Mrs. Reid went on to tell me that she established last year a hospital in the suburbs of Hollywood for the treatment of patients. More than too people were treated, some of the cures being very successful. The residential section in which the hospital was located objected to having an institution of this kind in their midst, and on their complaint it was discontinued. The cure which Mrs. Reid thinks she has found for dope addicts was given her a few months after Wally’s death by a young soldier who had learned of the treatment from a Korean nurse. It is a simple prescription that can be filled at any drugstore and taken in 72 hours. The patient should be in a hospital so that careful attention may be paid to diet. The medical profession are watching with interest several cures made by Mrs. Reid, not one of whom as yet as suffered a relapse. I asked her if the dope situation in Hollywood was worse than anywhere in the states and why it was that it seemed to prevail to a greater extent among the theatrical profession than any other.
“That is a mistake,” Mrs. Reid told me. “It does not. There is less dope sold here than in many cities of this size in the states. The eyes of the world are more or less centered on Hollywood and its people and you read more about them in the papers. One dope addict in movie circles gets more notoriety than thousands in other places. The situation in Detroit is alarming, and in Peoria, Ill., there is more dope sold than in any town of its size.”
“But why,” I asked her, “do the studios permit peddlers of dope to come on the lots? A girl, an extra who cannot afford expensive habits of any kind, tried to borrow money from me the other day at one of the studios to buy Some aspirin. I rather suspected what it was she wanted it for and told her I could only let her have 25 cents. She was indignant when none of the girls would lend her as much as $5. That evidently being the price of one shot.”

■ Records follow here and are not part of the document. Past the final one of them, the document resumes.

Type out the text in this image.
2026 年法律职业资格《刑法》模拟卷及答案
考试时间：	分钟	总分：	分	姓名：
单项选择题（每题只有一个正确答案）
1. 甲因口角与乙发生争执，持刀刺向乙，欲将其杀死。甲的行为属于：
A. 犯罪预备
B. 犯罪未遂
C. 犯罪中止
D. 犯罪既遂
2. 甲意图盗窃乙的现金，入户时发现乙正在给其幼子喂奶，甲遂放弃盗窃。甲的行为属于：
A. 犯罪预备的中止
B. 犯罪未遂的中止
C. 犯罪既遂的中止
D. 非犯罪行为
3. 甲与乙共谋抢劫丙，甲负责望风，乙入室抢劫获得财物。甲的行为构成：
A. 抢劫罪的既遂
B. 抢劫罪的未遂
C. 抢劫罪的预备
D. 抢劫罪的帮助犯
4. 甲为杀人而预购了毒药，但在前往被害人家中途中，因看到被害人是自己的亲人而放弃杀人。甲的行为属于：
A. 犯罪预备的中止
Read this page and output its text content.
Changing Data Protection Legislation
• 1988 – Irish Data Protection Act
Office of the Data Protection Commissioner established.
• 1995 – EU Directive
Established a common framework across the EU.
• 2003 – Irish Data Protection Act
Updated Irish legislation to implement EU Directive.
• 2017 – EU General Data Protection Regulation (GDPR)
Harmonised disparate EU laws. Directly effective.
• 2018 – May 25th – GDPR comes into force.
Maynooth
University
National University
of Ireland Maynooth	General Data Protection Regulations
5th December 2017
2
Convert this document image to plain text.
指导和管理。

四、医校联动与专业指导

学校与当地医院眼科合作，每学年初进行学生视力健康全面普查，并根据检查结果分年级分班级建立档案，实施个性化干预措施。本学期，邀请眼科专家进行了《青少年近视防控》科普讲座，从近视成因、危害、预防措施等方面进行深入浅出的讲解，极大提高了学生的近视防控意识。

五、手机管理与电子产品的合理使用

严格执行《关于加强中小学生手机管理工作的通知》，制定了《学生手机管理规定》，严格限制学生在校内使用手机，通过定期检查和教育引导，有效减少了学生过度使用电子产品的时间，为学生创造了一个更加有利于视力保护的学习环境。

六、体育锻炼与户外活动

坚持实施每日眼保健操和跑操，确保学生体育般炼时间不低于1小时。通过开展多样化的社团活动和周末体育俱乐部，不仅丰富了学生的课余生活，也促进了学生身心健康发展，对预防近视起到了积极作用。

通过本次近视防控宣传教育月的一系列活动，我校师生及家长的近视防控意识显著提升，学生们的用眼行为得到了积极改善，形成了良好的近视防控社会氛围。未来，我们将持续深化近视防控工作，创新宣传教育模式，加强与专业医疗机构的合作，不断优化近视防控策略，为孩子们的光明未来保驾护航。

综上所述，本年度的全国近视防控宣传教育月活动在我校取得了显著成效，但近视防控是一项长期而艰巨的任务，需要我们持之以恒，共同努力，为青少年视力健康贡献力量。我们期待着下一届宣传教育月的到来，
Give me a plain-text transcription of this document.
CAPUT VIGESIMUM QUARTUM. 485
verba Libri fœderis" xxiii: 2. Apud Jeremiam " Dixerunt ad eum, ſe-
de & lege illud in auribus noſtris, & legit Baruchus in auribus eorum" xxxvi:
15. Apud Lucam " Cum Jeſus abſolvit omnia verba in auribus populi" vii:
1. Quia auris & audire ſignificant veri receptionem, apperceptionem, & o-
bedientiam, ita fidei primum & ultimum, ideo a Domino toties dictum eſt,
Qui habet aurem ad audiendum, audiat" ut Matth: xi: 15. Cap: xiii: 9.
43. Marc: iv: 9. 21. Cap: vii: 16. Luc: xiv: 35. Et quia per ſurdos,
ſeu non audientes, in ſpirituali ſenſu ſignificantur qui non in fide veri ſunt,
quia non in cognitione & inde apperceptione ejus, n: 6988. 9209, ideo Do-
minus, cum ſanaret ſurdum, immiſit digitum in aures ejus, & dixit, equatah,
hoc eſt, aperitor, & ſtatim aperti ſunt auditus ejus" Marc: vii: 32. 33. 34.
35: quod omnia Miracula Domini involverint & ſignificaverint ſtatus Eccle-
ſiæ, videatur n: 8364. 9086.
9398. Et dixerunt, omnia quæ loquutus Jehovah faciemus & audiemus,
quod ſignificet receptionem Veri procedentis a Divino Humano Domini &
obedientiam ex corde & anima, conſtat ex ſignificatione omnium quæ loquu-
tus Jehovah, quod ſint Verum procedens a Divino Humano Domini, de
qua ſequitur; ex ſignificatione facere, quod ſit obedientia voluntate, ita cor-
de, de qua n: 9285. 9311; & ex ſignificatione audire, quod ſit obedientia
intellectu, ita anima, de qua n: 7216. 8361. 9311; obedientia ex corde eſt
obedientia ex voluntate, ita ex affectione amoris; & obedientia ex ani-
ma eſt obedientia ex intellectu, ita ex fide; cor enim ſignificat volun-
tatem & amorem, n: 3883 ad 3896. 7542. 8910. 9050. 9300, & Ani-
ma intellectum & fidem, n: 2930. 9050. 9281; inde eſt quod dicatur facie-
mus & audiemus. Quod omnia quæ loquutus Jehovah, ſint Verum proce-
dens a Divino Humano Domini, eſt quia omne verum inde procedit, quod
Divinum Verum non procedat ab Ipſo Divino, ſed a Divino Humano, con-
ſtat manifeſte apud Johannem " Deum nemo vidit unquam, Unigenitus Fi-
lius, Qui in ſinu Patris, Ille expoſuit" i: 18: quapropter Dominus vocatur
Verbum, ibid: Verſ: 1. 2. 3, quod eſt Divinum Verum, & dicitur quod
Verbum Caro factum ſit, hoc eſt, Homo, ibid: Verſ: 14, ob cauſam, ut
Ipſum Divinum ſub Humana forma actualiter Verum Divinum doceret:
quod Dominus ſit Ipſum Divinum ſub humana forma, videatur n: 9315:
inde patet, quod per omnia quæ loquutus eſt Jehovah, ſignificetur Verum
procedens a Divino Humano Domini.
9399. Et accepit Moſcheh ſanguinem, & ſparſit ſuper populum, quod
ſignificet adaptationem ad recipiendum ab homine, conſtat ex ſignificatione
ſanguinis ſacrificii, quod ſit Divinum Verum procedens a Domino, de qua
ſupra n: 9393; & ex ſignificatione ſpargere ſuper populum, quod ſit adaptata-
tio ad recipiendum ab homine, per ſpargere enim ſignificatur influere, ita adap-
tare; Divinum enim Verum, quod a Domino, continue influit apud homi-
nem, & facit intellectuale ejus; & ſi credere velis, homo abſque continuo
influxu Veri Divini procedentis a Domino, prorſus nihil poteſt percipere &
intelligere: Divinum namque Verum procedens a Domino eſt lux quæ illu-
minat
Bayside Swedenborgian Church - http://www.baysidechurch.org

“I don’t suppose they know just who the peddlers are. It is seldom a person who uses it themselves. Mostly they are in the trade for the money there is in it and they adopt every precaution to keep from being found out. I think what children need to be taught more than anything in the world is respect for law. The present generation seems to possess such little respect for the law. If I make another picture, I shall want it to be an educational film along that line, with, of course, a sufficiently interesting story to carry it along.”
We talked of other things then, and Mrs. Reid showed me the projecting machine in the library where Wally had the first rushes of his pictures run off. When I had said goodnight and walked down the terrace I looked back at Mrs. Reid standing along on the steps above me, a pathetic figure understanding a big fight, with the tragedy of her husband’s death back of her urging her on.